How Quickly It Takes Effect
When swallowed in a drink, ketamine takes roughly 30 minutes to produce noticeable effects. This delay is important because it means a person may feel fine when they leave their drink unattended and only begin to feel strange well after consuming it. Once effects begin, they can last anywhere from 4 to 12 hours when taken orally, though the most intense period is typically shorter. The wide range depends on dose, body weight, and whether alcohol or other substances are also involved.
Signs that someone may have been dosed with ketamine include sudden confusion or disorientation that seems disproportionate to how much they’ve had to drink, difficulty moving or standing, a blank or “checked out” expression, slurred speech, involuntary eye movements, dilated pupils, excessive salivation or tearing, and muscle rigidity. Agitation and nausea can also occur. At dangerous doses, breathing can slow to life-threatening levels.
How Often Ketamine Appears in Assault Cases
Ketamine shows up less frequently in toxicology reports than you might expect given its reputation. A study of drug-facilitated sexual assault cases in Ontario, Canada found that among cases with positive drug findings, ketamine appeared in 2.3% of cases. By comparison, cannabinoids were found in 40.2%, cocaine in 32.2%, and GHB in just 1.1%. These numbers come with a major caveat: ketamine is metabolized relatively quickly, and many victims delay reporting, which means the drug may have cleared their system before a toxicology screen is performed. The actual rate of ketamine-facilitated assault is likely higher than what lab results capture.
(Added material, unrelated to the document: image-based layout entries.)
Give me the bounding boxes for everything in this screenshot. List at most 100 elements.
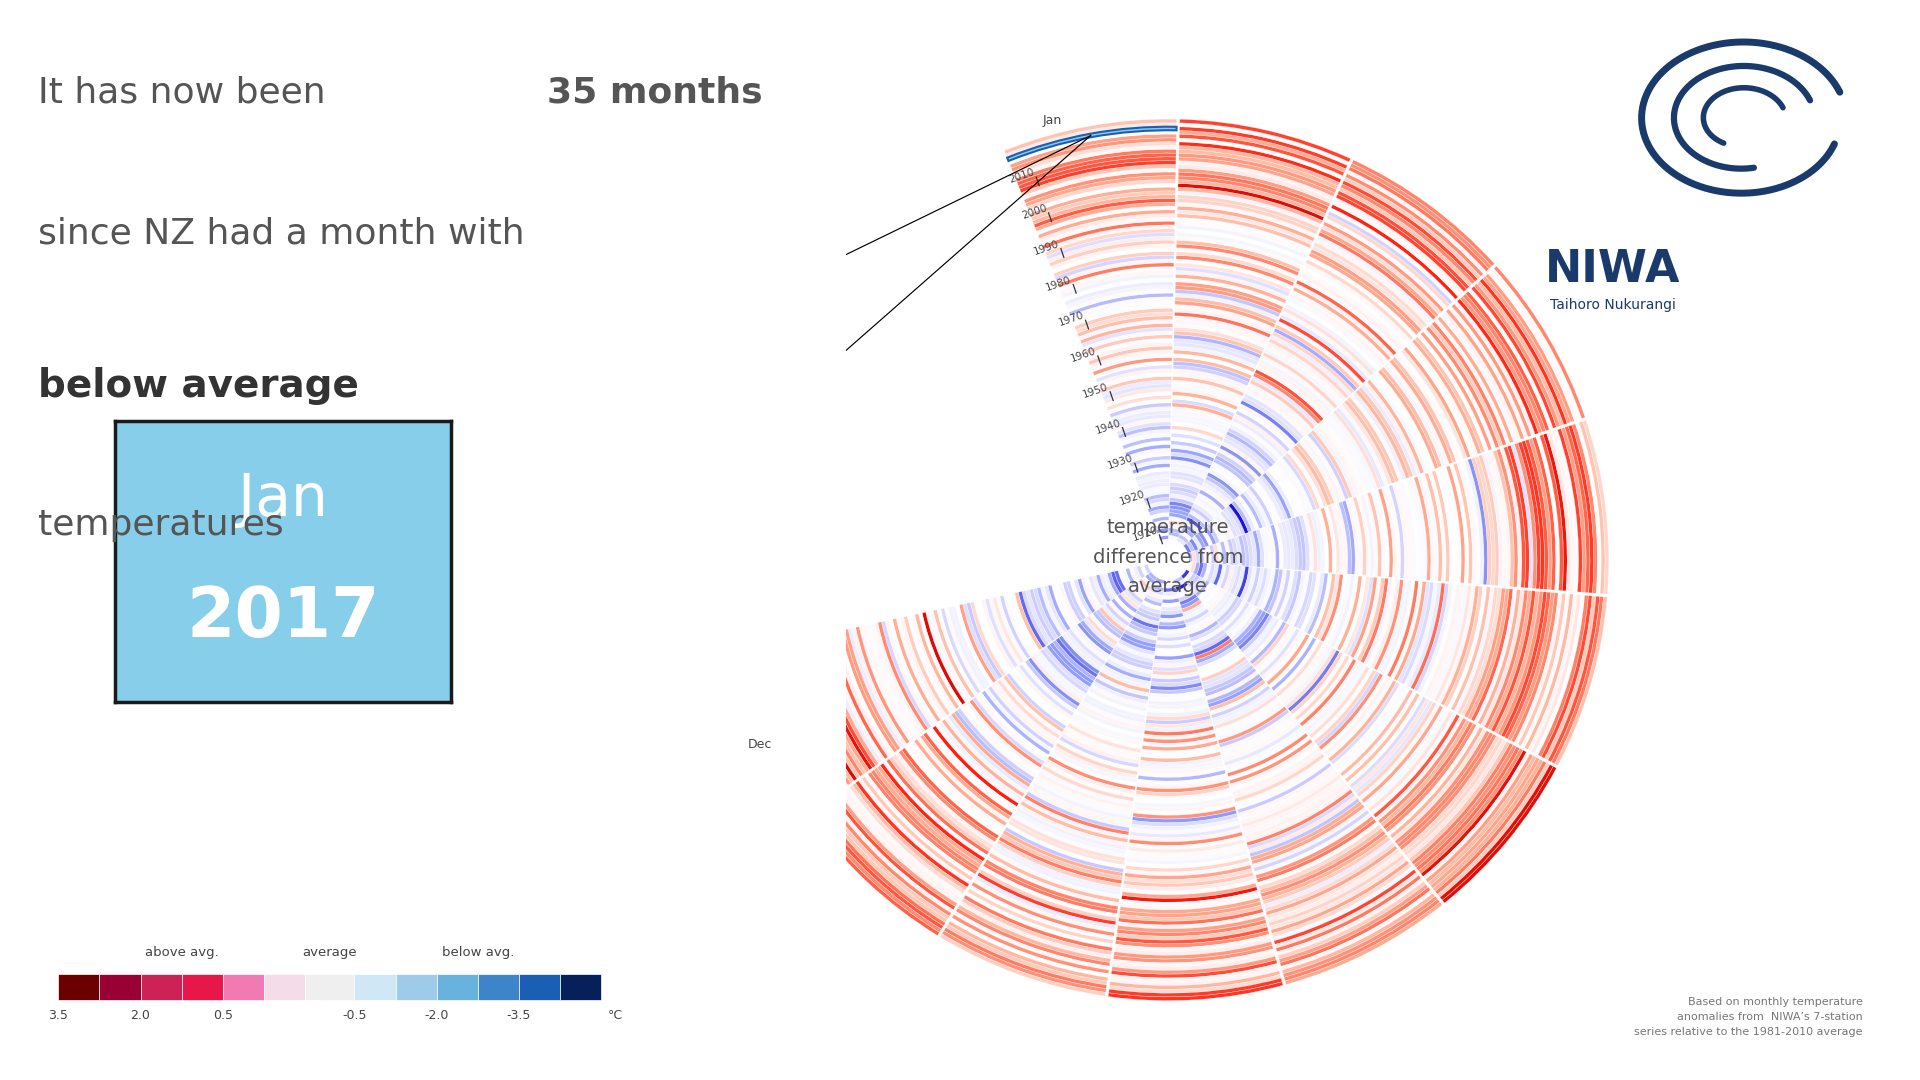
Wedge shape [1175, 324, 1265, 348]
Wedge shape [1367, 492, 1382, 577]
Wedge shape [1258, 478, 1284, 522]
Wedge shape [1511, 593, 1559, 742]
Wedge shape [1023, 172, 1175, 203]
Wedge shape [1409, 341, 1478, 455]
Wedge shape [1342, 403, 1392, 485]
Wedge shape [1046, 232, 1175, 259]
Wedge shape [1202, 483, 1231, 505]
Wedge shape [1532, 437, 1555, 590]
Wedge shape [1044, 762, 1135, 797]
Wedge shape [1044, 585, 1068, 633]
Wedge shape [1171, 410, 1231, 428]
Wedge shape [1181, 531, 1192, 541]
Wedge shape [1223, 540, 1231, 565]
Wedge shape [964, 704, 1039, 774]
Wedge shape [1177, 211, 1313, 245]
Wedge shape [778, 644, 845, 789]
Text: 1990: 1990 [1033, 239, 1060, 257]
Wedge shape [1073, 580, 1092, 616]
Wedge shape [1325, 218, 1448, 309]
Wedge shape [929, 728, 1016, 810]
Text: below avg.: below avg. [442, 946, 515, 959]
Wedge shape [1144, 564, 1150, 573]
Wedge shape [1125, 626, 1158, 640]
Wedge shape [1169, 486, 1198, 496]
Wedge shape [762, 647, 831, 798]
Wedge shape [958, 905, 1110, 962]
Text: average: average [301, 946, 357, 959]
Wedge shape [970, 602, 1006, 676]
Wedge shape [1394, 581, 1427, 680]
Wedge shape [1290, 448, 1327, 507]
Wedge shape [1142, 744, 1219, 755]
Wedge shape [904, 617, 950, 715]
Wedge shape [1114, 646, 1154, 663]
Wedge shape [1225, 505, 1244, 535]
Wedge shape [1248, 796, 1357, 853]
Wedge shape [810, 814, 939, 935]
Wedge shape [1083, 332, 1173, 351]
Text: 2000: 2000 [1020, 203, 1048, 220]
Wedge shape [1260, 360, 1332, 414]
Wedge shape [1175, 297, 1277, 324]
Wedge shape [1576, 422, 1601, 594]
Wedge shape [1210, 591, 1229, 615]
Wedge shape [1254, 625, 1292, 671]
Wedge shape [1240, 401, 1298, 444]
Wedge shape [874, 768, 981, 867]
Wedge shape [1217, 451, 1256, 483]
Wedge shape [1348, 577, 1373, 656]
Wedge shape [1348, 694, 1423, 785]
Wedge shape [1200, 486, 1229, 508]
Wedge shape [868, 772, 977, 874]
Wedge shape [1308, 433, 1348, 499]
Wedge shape [1296, 656, 1350, 720]
Wedge shape [1411, 743, 1513, 865]
Wedge shape [1188, 514, 1206, 528]
Wedge shape [1160, 617, 1185, 622]
Wedge shape [1256, 366, 1327, 419]
Wedge shape [1171, 418, 1227, 434]
Wedge shape [1212, 686, 1271, 718]
Wedge shape [1173, 576, 1183, 583]
Wedge shape [1329, 680, 1396, 761]
Wedge shape [1188, 618, 1215, 634]
Wedge shape [1037, 651, 1087, 697]
Text: -0.5: -0.5 [342, 1009, 367, 1022]
Wedge shape [1054, 252, 1175, 276]
Wedge shape [1342, 691, 1417, 779]
Bar [396, 974, 436, 1000]
Wedge shape [1254, 810, 1369, 872]
Wedge shape [1054, 255, 1173, 281]
Wedge shape [1200, 584, 1215, 603]
Wedge shape [1217, 448, 1260, 480]
Wedge shape [1102, 605, 1127, 629]
Wedge shape [991, 684, 1056, 745]
Wedge shape [804, 638, 866, 774]
Wedge shape [945, 717, 1027, 794]
Wedge shape [1219, 565, 1231, 589]
Wedge shape [831, 798, 952, 913]
Wedge shape [1231, 538, 1238, 565]
Wedge shape [1160, 536, 1169, 540]
Wedge shape [1179, 180, 1325, 217]
Wedge shape [1440, 586, 1478, 705]
Wedge shape [1277, 642, 1323, 697]
Wedge shape [1152, 675, 1200, 683]
Wedge shape [1233, 418, 1284, 457]
Wedge shape [1336, 576, 1361, 650]
Wedge shape [968, 889, 1114, 944]
Wedge shape [1396, 354, 1459, 461]
Wedge shape [979, 693, 1048, 758]
Wedge shape [1501, 592, 1548, 738]
Wedge shape [1254, 373, 1321, 423]
Wedge shape [1206, 671, 1258, 700]
Wedge shape [1154, 657, 1194, 664]
Wedge shape [1039, 772, 1133, 809]
Wedge shape [1273, 639, 1319, 693]
Wedge shape [1311, 430, 1352, 498]
Wedge shape [902, 748, 998, 839]
Wedge shape [1135, 788, 1231, 800]
Wedge shape [945, 607, 983, 691]
Wedge shape [991, 850, 1119, 899]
Alcohol remains the single most common substance involved in drug-facilitated sexual assault overall. Ketamine, GHB, and Rohypnol get more attention because they are used covertly, but a large proportion of DFSA cases involve alcohol alone or alcohol combined with other drugs.
How to Reduce the Risk
Keeping your drink in sight and in your hand is the most practical precaution. If you set a drink down and walked away, getting a new one is safer than finishing it. Watch for sudden, unexplained changes in how you feel, especially if you’ve only had one or two drinks but feel dramatically impaired. If a friend suddenly seems far more intoxicated than their drinking would explain, or seems disoriented and unable to move normally, treat the situation as an emergency.
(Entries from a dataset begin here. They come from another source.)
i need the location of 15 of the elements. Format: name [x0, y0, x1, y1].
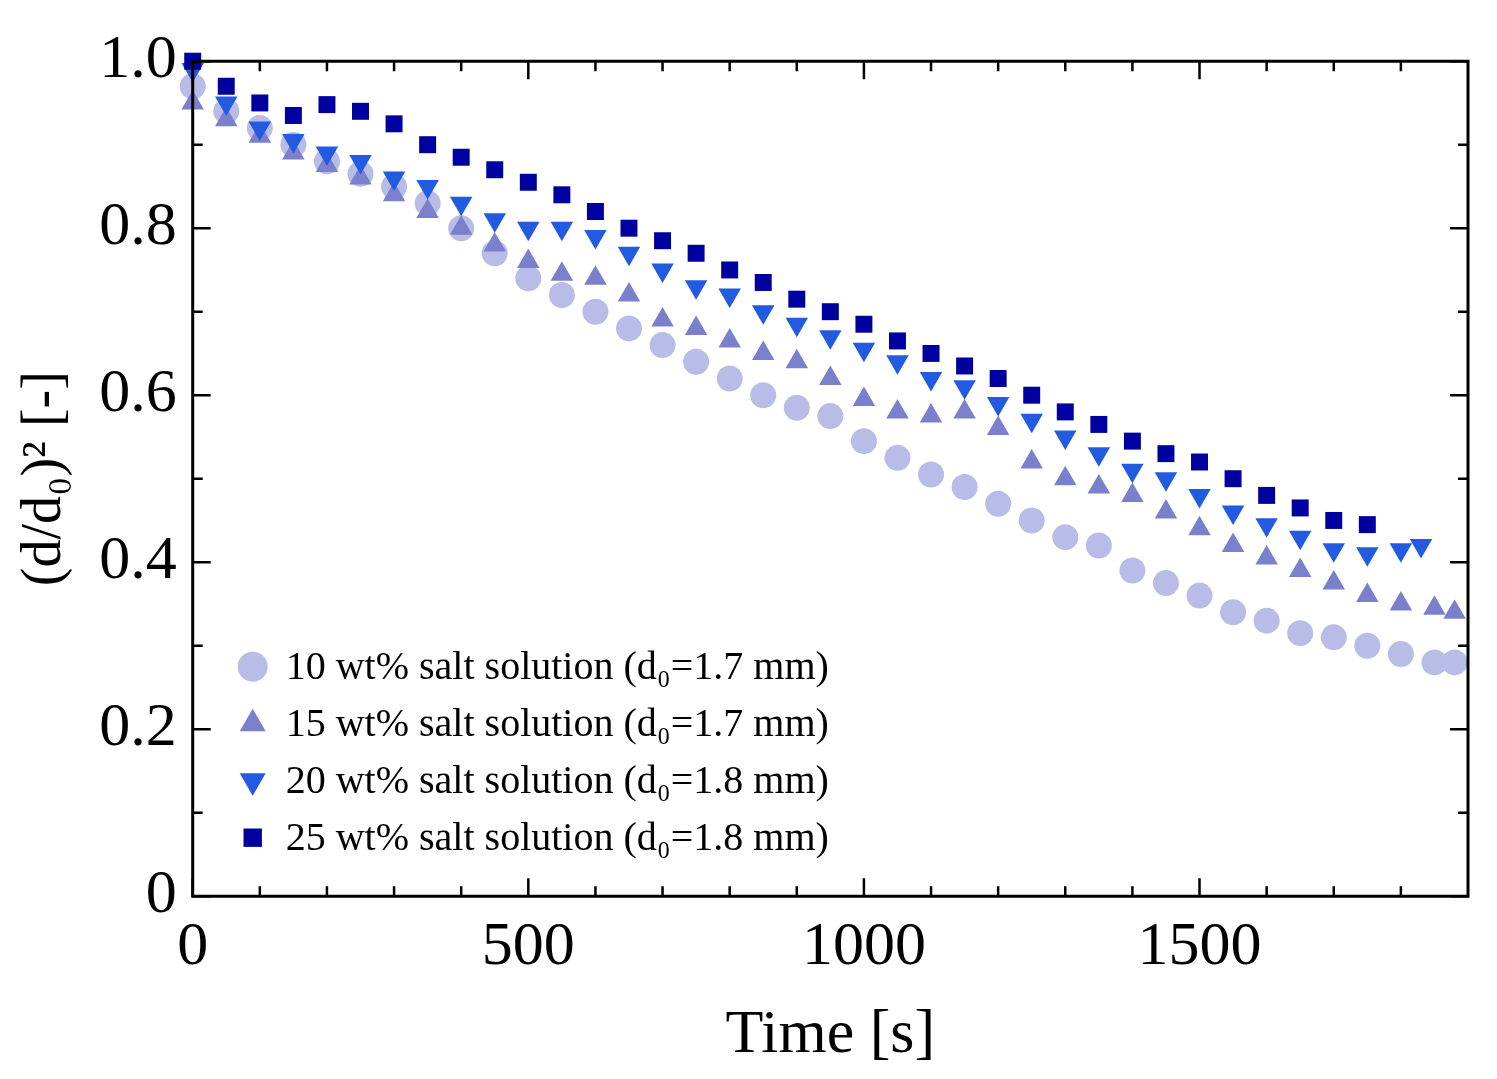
y-tick-label: 0.6 — [99, 356, 177, 425]
legend-label: 15 wt% salt solution (d₀=1.7 mm) — [285, 700, 829, 746]
legend-label: 25 wt% salt solution (d₀=1.8 mm) — [285, 814, 829, 860]
y-tick-label: 1.0 — [99, 22, 177, 91]
y-tick-label: 0.2 — [99, 690, 177, 759]
x-tick-label: 500 — [481, 908, 575, 977]
x-tick-label: 1500 — [1137, 908, 1262, 977]
x-tick-label: 1000 — [801, 908, 926, 977]
y-tick-label: 0.4 — [99, 523, 177, 592]
y-tick-label: 0.8 — [99, 189, 177, 258]
legend-label: 10 wt% salt solution (d₀=1.7 mm) — [285, 643, 829, 689]
x-axis-title: Time [s] — [725, 997, 936, 1066]
y-axis-title: (d/d₀)² [-] — [10, 371, 74, 587]
legend-label: 20 wt% salt solution (d₀=1.8 mm) — [285, 757, 829, 803]
y-tick-label: 0 — [145, 857, 177, 926]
Drink testing strips and nail polishes that claim to detect date rape drugs exist, but their reliability varies and most are designed to detect GHB or Rohypnol rather than ketamine. They are not a substitute for basic drink safety practices. If you suspect you or someone else has been drugged, getting to an emergency room quickly improves the chance that the substance can be identified through blood or urine testing before it clears the body. For ketamine specifically, the window for detection in urine is generally around 48 to 72 hours, though this varies by test sensitivity and dose.